The large immigration of the 1920s consisted of Jews of different political positions and the whole spectrum of ideological orientation. All the Zionist parties were represented among Brazilian Jewry, and they left their mark upon the community. As a result, communal social Jewish life was greatly enriched. The first Congresso Sionista in Brazil took place in 1922, bringing together four movements – Ahavat Sion (São Paulo), Tiferet Sion (Rio de Janeiro, established in 1919), Shalom Sion (Curitiba), and Ahavat Sion (Pará) – founding the Federação Sionista do Brazil. One year before, in 1921, a Brazilian representative took part in the 12th Zionist Congress in Carlsbad. In the 1929 election to choose the Brazilian representative to the 16th Zionist Congress a total of 1,260 votes were cast, and for the Congress of 1934 the total number of votes was 2,647. The Zionist movement was very active within the Jewish communities, from Belém (Pará) to Rio de Janeiro, and in 1929, in Rio de Janeiro, Zionists assembled and marched through the streets in a public demonstration in which 1,500 people participated.

From the year 1930 Zionist youth movements were active mainly in São Paulo, Rio de Janeiro, and Porto Alegre: Hashomer Hatzair, Ichud Habonim, Dror, Gordonia and also the Scout movement Avanhandava. In the 1960s, Chazit Hanoar and Netzach were also active.

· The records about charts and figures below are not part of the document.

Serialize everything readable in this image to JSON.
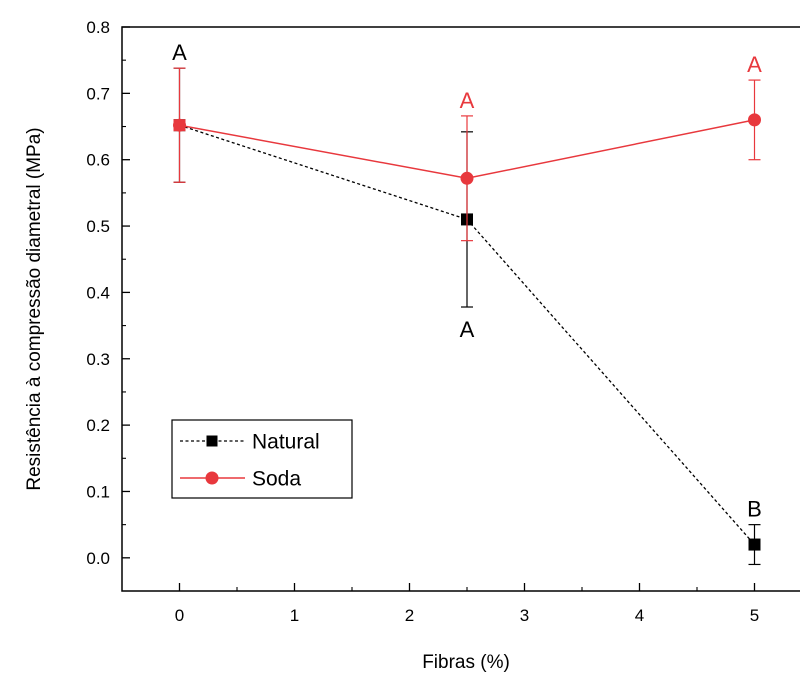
{
  "chart_data": {
    "type": "line",
    "title": "",
    "xlabel": "Fibras (%)",
    "ylabel": "Resistência à compressão diametral (MPa)",
    "xlim": [
      -0.5,
      5.5
    ],
    "ylim": [
      -0.05,
      0.8
    ],
    "xticks": [
      "0",
      "1",
      "2",
      "3",
      "4",
      "5"
    ],
    "yticks": [
      "0.0",
      "0.1",
      "0.2",
      "0.3",
      "0.4",
      "0.5",
      "0.6",
      "0.7",
      "0.8"
    ],
    "legend_position": "bottom-left",
    "series": [
      {
        "name": "Natural",
        "color": "#000000",
        "line_style": "dashed",
        "marker": "square",
        "x": [
          0,
          2.5,
          5
        ],
        "y": [
          0.652,
          0.51,
          0.02
        ],
        "error": [
          0.086,
          0.132,
          0.03
        ],
        "labels": [
          "A",
          "A",
          "B"
        ],
        "label_positions": [
          "above",
          "below",
          "above"
        ]
      },
      {
        "name": "Soda",
        "color": "#e8383d",
        "line_style": "solid",
        "marker": "circle",
        "x": [
          0,
          2.5,
          5
        ],
        "y": [
          0.652,
          0.572,
          0.66
        ],
        "error": [
          0.086,
          0.094,
          0.06
        ],
        "labels": [
          "",
          "A",
          "A"
        ],
        "label_positions": [
          "",
          "above",
          "above"
        ]
      }
    ]
  }
}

The leftist movements were also quite significant. The movement of left-wing Jews in Rio de Janeiro was connected with the Sholem Aleichem Library, Brazkcor, the Sociedade Brasileira Pró-Colonização Judaica in the Soviet Union, and the Centro Operário Morris Vinchevsky (the last two were established in 1928, ran a Jewish worker's school, and edited the periodical Der Unhoib). In São Paulo there were the groups Cultura and Progresso, as well as a small nucleus of Bund and later, in 1954, the Instituto Cultural Israelita Brasileiro (ICIB), the pro-Communist Casa do Povo (People's House), together with Teatro de Arte Israelita Brasileiro (TAIB) and the Escola Sholem Aleichem. Yiddish language and culture were key factors within these movements. The Jews were leaders in the Partido Comunista Brasileiro. In other communities, such as Porto Alegre, Belo Horizonte, and Salvador, there were also left-wing nuclei, comprising left-wing Zionists and Communists.